Akhirnya, Anya pun menguap sebelum memejamkan matanya lagi dan berkata, "Anya mau tidur lagi ah."
.
.
Sementara itu, di sebuah kamar yang besar…
Damian Desmond baru saja terbangun dari tidurnya, merasa heran dengan apa yang baru saja dilihatnya dalam mimpinya.
'Aku ingat ibu beberapa kali membawaku berkunjung ke rumah teman-temannya saat aku berumur tiga tahun, tapi aku tidak ingat tentang tante itu dan putrinya,' pikirnya. 'Tapi putrinya itu, katanya sih dia berumur dua tahun, tapi kenapa dia mirip banget sama si cebol ya?'
Damian menggelengkan kepalanya dan berkata kepada dirinya sendiri, "Nggak, itu nggak mungkin dia. Aku tahu dia pendek, tapi dia seumuran denganku. Nggak mungkin kan umurnya berubah cuma gara-gara mimpi?"
'Meski begitu, mereka mirip banget…'
Bocah itu menepuk keningnya. "Duh, ini gara-gara dia tiba-tiba ngomong kalau dia bisa baca pikiran. Kenapa sih aku sampai mimpi begitu cuma gara-gara omongan dia?"
'Tunggu sebentar.
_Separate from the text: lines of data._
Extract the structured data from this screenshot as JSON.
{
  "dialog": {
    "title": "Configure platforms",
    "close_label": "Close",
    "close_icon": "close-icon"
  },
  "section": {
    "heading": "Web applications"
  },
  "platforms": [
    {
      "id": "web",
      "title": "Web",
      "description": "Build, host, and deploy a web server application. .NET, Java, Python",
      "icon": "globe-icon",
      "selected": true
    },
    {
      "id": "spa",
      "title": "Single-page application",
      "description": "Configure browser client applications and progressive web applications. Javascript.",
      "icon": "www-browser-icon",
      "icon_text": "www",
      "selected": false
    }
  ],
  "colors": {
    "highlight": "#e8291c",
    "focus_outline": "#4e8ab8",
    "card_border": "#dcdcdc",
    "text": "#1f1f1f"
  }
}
Apa dia benar-benar bisa baca pikiran? Ya, aku tahu kedengarannya mustahil, tapi kalau dipikir-pikir, aku memang pernah curiga sih, waktu dia tahu kalau aku dapat nilai jelek di ulangan Bahasa Nasional. Aku juga curiga padanya, waktu dia bisa langsung menang pas kita main joker. Apa itu artinya, dia membenarkan kecurigaanku?'
"Huh, peduli amat. Mendingan nggak usah dipikirin lagi ah." Damian menghela napas kemudian bangkit dari tempat tidurnya dan berjalan keluar dari kamarnya. "Rasanya aku perlu minum segelas susu sekarang."